Insaisissable Bob Dylan

En lui attribuant son prix de littérature, le comité du Nobel ne s'est pas trompé. Il s'est mis au diapason des temps.

Malgré sa notoriété, Bob Dylan reste un grand timide. Interviewé, il devient parfois agressif.

Tout en se déclarant (en retard) « incroyablement honoré », Bob Dylan ne se rendra pas demain à Stockholm pour recevoir le prix Nobel de littérature. Dommage. À travers Dylan l'insaisissable, c'est toute une génération qui rêvait de voir ses rêves couronnés.

Malgré ce qui doit être pour lui une cruelle déception, il faut féliciter le comité du Nobel de s'être aventuré aussi loin des conventions et d'avoir attribué à Bob Dylan son prix de littérature. Ce que l'écriture et le « dire » de cet (en)chanteur sont pleinement. Car Bob Dylan, ce ne sont pas des chansons, c'est une œuvre. C'est un torrent de textes qui prend sa source au plus profond de l'Amérique et, charriant époques et lieux, mœurs et rêves, succès et échecs, se jette dans le grand océan de la culture universelle.

Le comité du Nobel l'a comparé à Homère et à Sappho, et certains ont pensé que c'est aller trop loin chercher la correspondance.

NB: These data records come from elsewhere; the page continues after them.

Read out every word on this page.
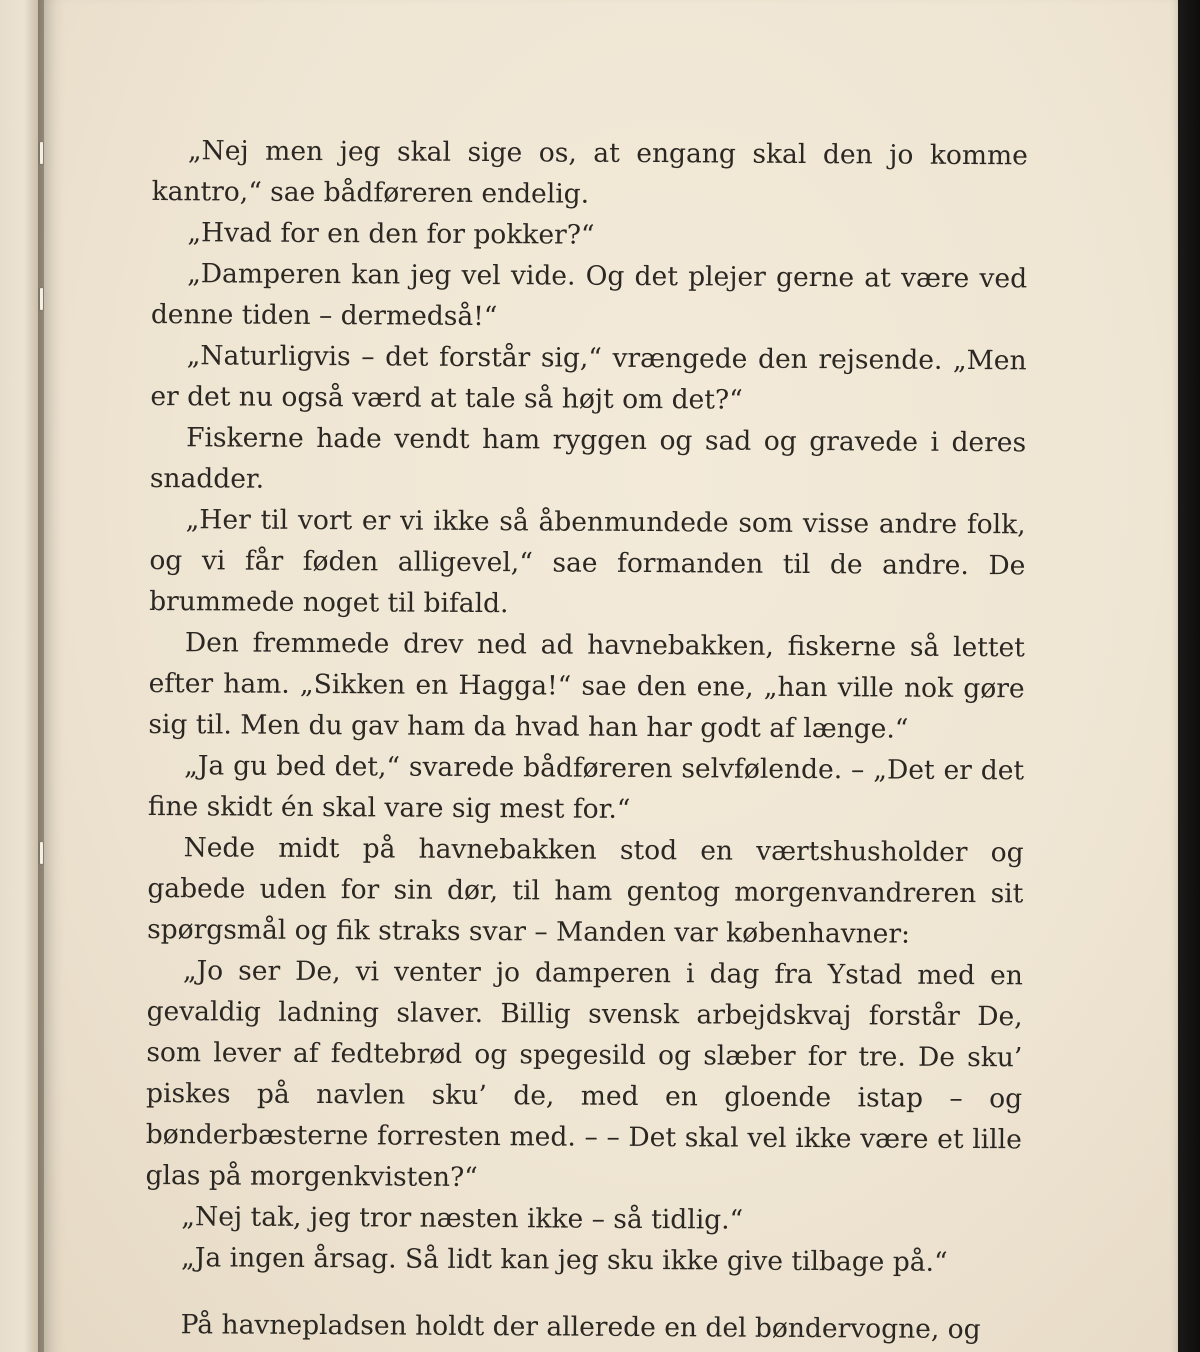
„Nej men jeg skal sige os, at engang skal den jo komme kantro,“ sae bådføreren endelig.

„Hvad for en den for pokker?“

„Damperen kan jeg vel vide. Og det plejer gerne at være ved denne tiden – dermedså!“

„Naturligvis – det forstår sig,“ vrængede den rejsende. „Men er det nu også værd at tale så højt om det?“

Fiskerne hade vendt ham ryggen og sad og gravede i deres snadder.

„Her til vort er vi ikke så åbenmundede som visse andre folk, og vi får føden alligevel,“ sae formanden til de andre. De brummede noget til bifald.

Den fremmede drev ned ad havnebakken, fiskerne så lettet efter ham. „Sikken en Hagga!“ sae den ene, „han ville nok gøre sig til. Men du gav ham da hvad han har godt af længe.“

„Ja gu bed det,“ svarede bådføreren selvfølende. – „Det er det fine skidt én skal vare sig mest for.“

Nede midt på havnebakken stod en værtshusholder og gabede uden for sin dør, til ham gentog morgenvandreren sit spørgsmål og fik straks svar – Manden var københavner:

„Jo ser De, vi venter jo damperen i dag fra Ystad med en gevaldig ladning slaver. Billig svensk arbejdskvaj forstår De, som lever af fedtebrød og spegesild og slæber for tre. De sku’ piskes på navlen sku’ de, med en gloende istap – og bønderbæsterne forresten med. – – Det skal vel ikke være et lille glas på morgenkvisten?“

„Nej tak, jeg tror næsten ikke – så tidlig.“

„Ja ingen årsag. Så lidt kan jeg sku ikke give tilbage på.“

På havnepladsen holdt der allerede en del bøndervogne, og
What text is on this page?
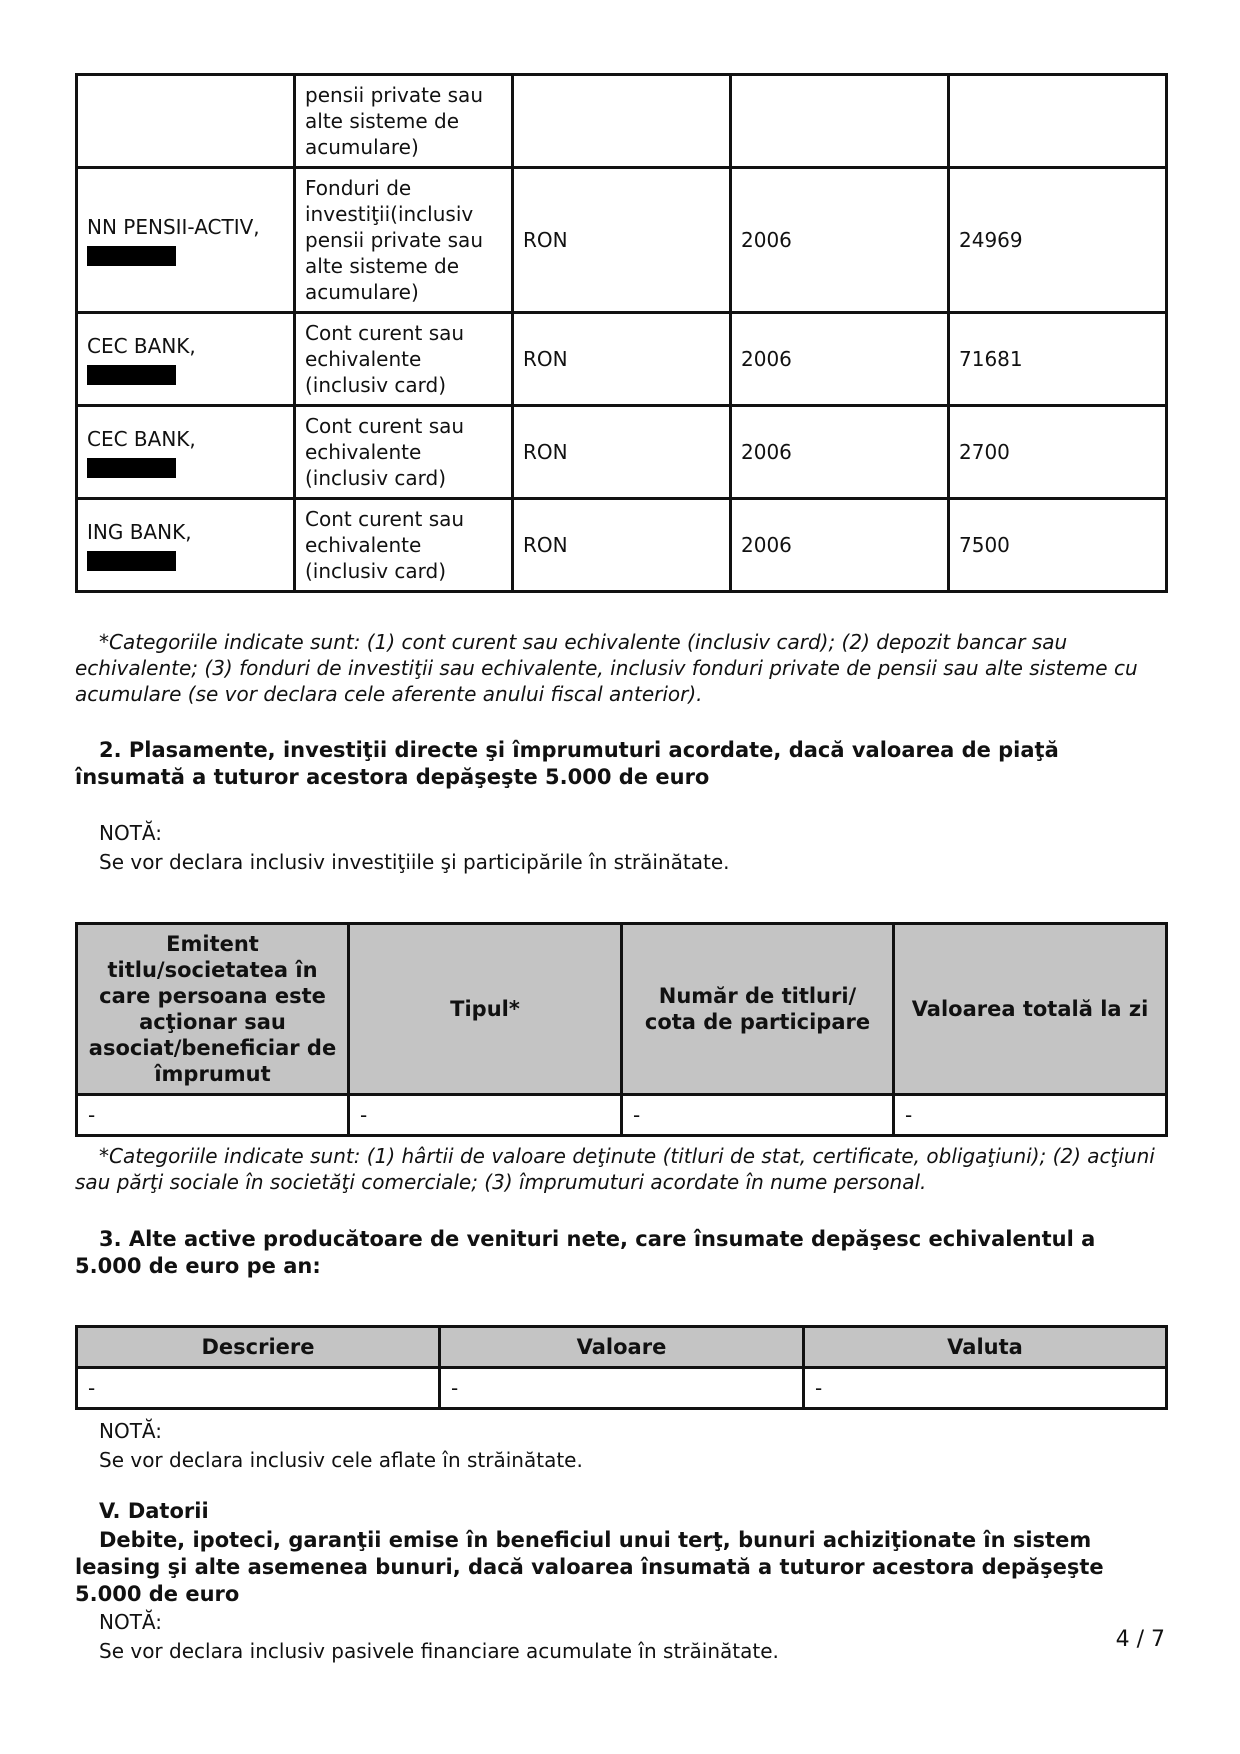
	pensii private sau alte sisteme de acumulare)			
NN PENSII-ACTIV,	Fonduri de investiţii(inclusiv pensii private sau alte sisteme de acumulare)	RON	2006	24969
CEC BANK,	Cont curent sau echivalente (inclusiv card)	RON	2006	71681
CEC BANK,	Cont curent sau echivalente (inclusiv card)	RON	2006	2700
ING BANK,	Cont curent sau echivalente (inclusiv card)	RON	2006	7500

*Categoriile indicate sunt: (1) cont curent sau echivalente (inclusiv card); (2) depozit bancar sau echivalente; (3) fonduri de investiţii sau echivalente, inclusiv fonduri private de pensii sau alte sisteme cu acumulare (se vor declara cele aferente anului fiscal anterior).

2. Plasamente, investiţii directe şi împrumuturi acordate, dacă valoarea de piaţă însumată a tuturor acestora depăşeşte 5.000 de euro

NOTĂ:

Se vor declara inclusiv investiţiile şi participările în străinătate.

Emitent titlu/societatea în care persoana este acţionar sau asociat/beneficiar de împrumut	Tipul*	Număr de titluri/ cota de participare	Valoarea totală la zi
-	-	-	-

*Categoriile indicate sunt: (1) hârtii de valoare deţinute (titluri de stat, certificate, obligaţiuni); (2) acţiuni sau părţi sociale în societăţi comerciale; (3) împrumuturi acordate în nume personal.

3. Alte active producătoare de venituri nete, care însumate depăşesc echivalentul a 5.000 de euro pe an:

Descriere	Valoare	Valuta
-	-	-

NOTĂ:

Se vor declara inclusiv cele aflate în străinătate.

V. Datorii

Debite, ipoteci, garanţii emise în beneficiul unui terţ, bunuri achiziţionate în sistem leasing şi alte asemenea bunuri, dacă valoarea însumată a tuturor acestora depăşeşte 5.000 de euro

NOTĂ:

Se vor declara inclusiv pasivele financiare acumulate în străinătate.	4 / 7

Pas du tout, ni dans la forme ni sur le fond. Dans la forme, la récitation des textes, y compris modulée, est connue depuis l'Antiquité. C'est une forme de liturgie.

Sur le fond, en cet homme – même si ce n'est pas en lui seulement –, vous avez très certainement l'Odyssée de l'Amérique profonde du XIXe et du XXe siècles. Celle des migrants et de la conquête de l'Ouest, celle des Noirs et des Blancs, celle du racisme et des idéaux pacifistes, du sud profond et des cafés de New York, de la prohibition et des hors-la-loi, du rêve américain et du cauchemar climatisé, de la grand-route et des trous perdus, des motels bon marché et des limousines rutilantes. Il faut aller sur internet pour se rendre compte combien d'Américains s'identifient dans ses chansons et s'y retrouvent, en de longs commentaires passionnés et reconnaissants. Pour constater à quelle profondeur ses chansons sont écoutées et appréciées. C'est à cette profondeur que le prix Nobel a rejoint le peuple américain, et il a eu raison.

 

(Lire aussi : Deux mois après, Bob Dylan dit merci pour son prix Nobel)

 

Une gemme à sa couronne
Un prix Nobel n'a pas à faire l'unanimité. Que d'autres écrivains méritent la notoriété, c'est certain. Mais que l'on conteste la grandeur, la brillance et l'extrême sincérité des textes de Dylan, voilà qui paraît abusif. La littérature n'est pas seulement art de l'écrit et de la lecture. Elle peut être aussi un art de l'exprimé, et nul ne saurait contester que Bob Dylan a conduit le folk et le country américain, expressions culturelles d'un peuple à une dimension avant lui inexplorée.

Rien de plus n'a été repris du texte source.